Sunday December 01 Christmas Fair                                                        

The Windmill Hall, Upminster https://www.folkandbespoke.com/calendar/the-new-windmill-hall-upminster-artisan-craft-fair-10/

Saturday December 7th Bridge House Event

London (with other authors!)

 

Saturday December 14th Meet the Author

Knightswick Shopping Centre Canvey Island

 

Sunday December 15th Meet the Author Christmas Market         

Corner Club, Canvey Island https://www.cornerclub.co.uk/news-offers-events/440641-save-the-date-xmas-market-15th-dec/

 
I also have plans afoot in some local bookshops if possible before Christmas but some in the new year.
I also plan to visit cities across the UK one a month to do signing events in as many places as I can: Bath, Bangor, Brighton, Manchester, Liverpool, Nottingham etc! 
And all being well will be in LA in February/March for black history month in the US (which is February, it is October here so the book was launched at the right time!)

 
Are you working on any more interesting writing projects?

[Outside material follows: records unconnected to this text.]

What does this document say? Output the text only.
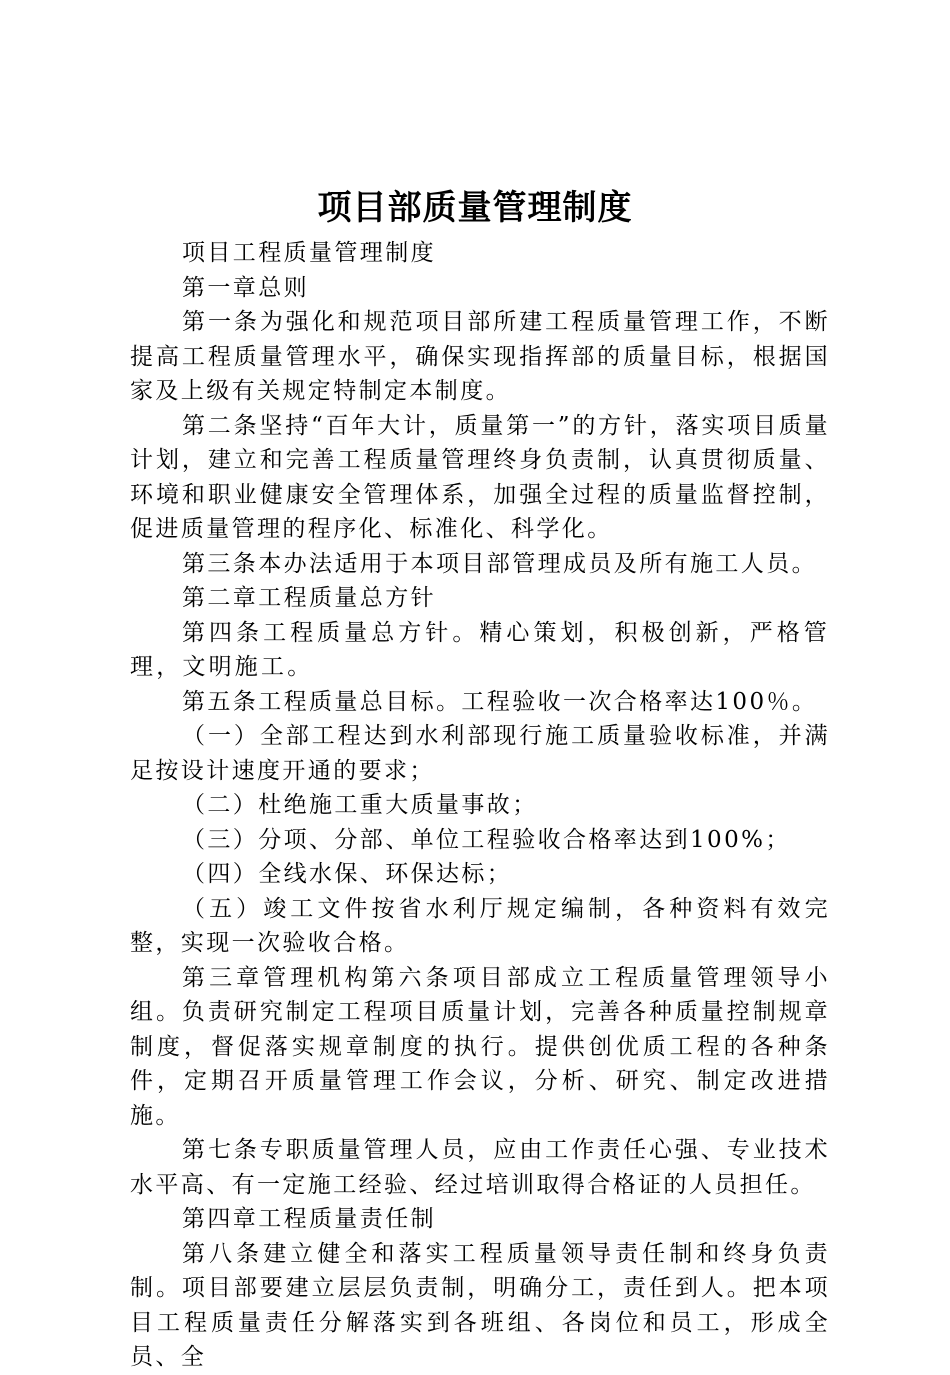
项目部质量管理制度

项目工程质量管理制度

第一章总则

第一条为强化和规范项目部所建工程质量管理工作，不断提高工程质量管理水平，确保实现指挥部的质量目标，根据国家及上级有关规定特制定本制度。

第二条坚持“百年大计，质量第一”的方针，落实项目质量计划，建立和完善工程质量管理终身负责制，认真贯彻质量、环境和职业健康安全管理体系，加强全过程的质量监督控制，促进质量管理的程序化、标准化、科学化。

第三条本办法适用于本项目部管理成员及所有施工人员。

第二章工程质量总方针

第四条工程质量总方针。精心策划，积极创新，严格管理，文明施工。

第五条工程质量总目标。工程验收一次合格率达100％。

（一）全部工程达到水利部现行施工质量验收标准，并满足按设计速度开通的要求；

（二）杜绝施工重大质量事故；

（三）分项、分部、单位工程验收合格率达到100%；

（四）全线水保、环保达标；

（五）竣工文件按省水利厅规定编制，各种资料有效完整，实现一次验收合格。

第三章管理机构第六条项目部成立工程质量管理领导小组。负责研究制定工程项目质量计划，完善各种质量控制规章制度，督促落实规章制度的执行。提供创优质工程的各种条件，定期召开质量管理工作会议，分析、研究、制定改进措施。

第七条专职质量管理人员，应由工作责任心强、专业技术水平高、有一定施工经验、经过培训取得合格证的人员担任。

第四章工程质量责任制

第八条建立健全和落实工程质量领导责任制和终身负责制。项目部要建立层层负责制，明确分工，责任到人。把本项目工程质量责任分解落实到各班组、各岗位和员工，形成全员、全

I am working in a collaborative writing project with Canvey Writers that we hope to publish next spring, a charity book for Young Minds.
I have a new novel out on submission and I am planning a domestic literary thriller that I will start writing in the new year!

I want to say a massive thanks to you, Gill, for being an instrumental part of my writing career, which all started with this novel back in 2007 when we first met. For giving me my first publishing break with my short story Jigsaw in 2008 and encouraging me to do my MA and work as an editor and at one time a marketing asssistant at Bridge House to learn the ropes. This novel, for me, is the most special one and the fact it was Walela, your press, who finally published it feels so right. What an honour. Thank you doesn't seem enough. And thanks of course to my lovely agent Camilla Shestopal for not giving up on me! Let's hope this is the beginning of something special with my novels. How do you measure success? For me it's knowing these stories that come from the heart live in other people's hearts, especially the characters. Then I will have done my job.